Why are key value pair noSQL db's faster than traditional relational DBs

Ankur picture Ankur · Mar 1, 2010 · Viewed 13.3k times · Source

It has been recommended to me that I investigate Key/Value pair data systems to replace a relational database I have been using.

What I am not quite understanding is how this improves efficiency of queries. From what I understand you are going to be throwing away a lot information that would help to make queries more efficient, by simply turning your structure database into one big long list of keys and values?

Have I missed the point completely?

Answer

Xorlev picture Xorlev · Mar 1, 2010

The key advantage of a relational database is the ability to relate and index information. Most 'NoSQL' systems don't provide a relational algebra or a great query language.

What you need to ask yourself is, does switching make sense for my intended use case?

You have kind of missed the point. The point is, you sometimes don't have an index (in the way you do with a general relational DB anyways). Even when you do have an index, the ability to relate it together is difficult and what relational databases excel at. NoSQL solutions have a number of novel structure which make many usecases trivially easy, e.g. Redis is a data-structure oriented DB well-suited to rapidly building anything with queues or its pub-sub architecture. MongoDB is a freeform document database which stores documents as JSON (BSON) and excels at rapid development. BigTable solutions are a little less structured than that, but expand the idea of a row to have families of columns — key value pairs contained in each row arranged efficiently on disk. You can build an inverted index on top of this with a technology like ElasticSearch.

Not everything needs the consistency guarantees or disk layout of a traditional RDBMS. Another major use case of NoSQL is massive scalability, many solutions (e.g. BigTable -- HBase/Cassandra) are designed to shard and scale horizontally easily (not so easy with SQL!). Cassandra in particular is designed for no SPOF. Further, column-oriented datastores are meant to optimize disk speeds via sequential reads (and reduce write-amplification). That being said, unless you really need it, a traditional SQL server is generally good enough.

There's advantages and disadvantages. Personally, I use a mix of both. Use the right tool for the right job, which may end up being PostgreSQL or MySQL more often than not.

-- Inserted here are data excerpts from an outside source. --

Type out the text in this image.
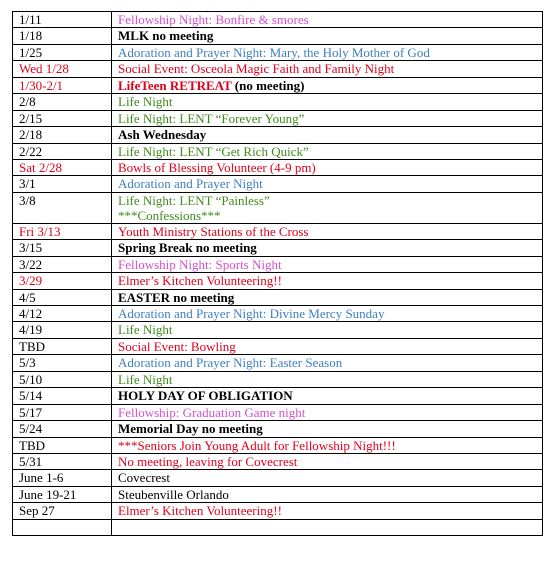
1/11	Fellowship Night: Bonfire & smores
1/18	MLK no meeting
1/25	Adoration and Prayer Night: Mary, the Holy Mother of God
Wed 1/28	Social Event: Osceola Magic Faith and Family Night
1/30-2/1	LifeTeen RETREAT (no meeting)
2/8	Life Night
2/15	Life Night: LENT “Forever Young”
2/18	Ash Wednesday
2/22	Life Night: LENT “Get Rich Quick”
Sat 2/28	Bowls of Blessing Volunteer (4-9 pm)
3/1	Adoration and Prayer Night
3/8	Life Night: LENT “Painless”
***Confessions***

Fri 3/13	Youth Ministry Stations of the Cross
3/15	Spring Break no meeting
3/22	Fellowship Night: Sports Night
3/29	Elmer’s Kitchen Volunteering!!
4/5	EASTER no meeting
4/12	Adoration and Prayer Night: Divine Mercy Sunday
4/19	Life Night
TBD	Social Event: Bowling
5/3	Adoration and Prayer Night: Easter Season
5/10	Life Night
5/14	HOLY DAY OF OBLIGATION
5/17	Fellowship: Graduation Game night
5/24	Memorial Day no meeting
TBD	***Seniors Join Young Adult for Fellowship Night!!!
5/31	No meeting, leaving for Covecrest
June 1-6	Covecrest
June 19-21	Steubenville Orlando
Sep 27	Elmer’s Kitchen Volunteering!!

You can liken a basic key-value system to making an SQL table with two columns, a unique key and a value. This is quite fast. You have no need to do any relations or correlations or collation of data. Just find the value and return it. This is an oversimplification, NoSQL databases do have a lot of interesting functionality and application beyond simple K,V stores.

I don't know if your scientific data is well suited to most NoSQL implementations, that depends on the data. If you look at HBase or Cassandra, it may well suit a scientist's needs (with proper rowkey design -- timestamp must not be first, check out OpenTSDB). I know of many companies that store sensor readings in Cassandra by using a random-order partitioner and the UUID of the sensor to roll up readings into daily fat rows. Every day new databases are created around specific use cases, so that answer may change. For specific use cases, you can reap huge rewards for using specific datastores at the cost of flexibility and tooling.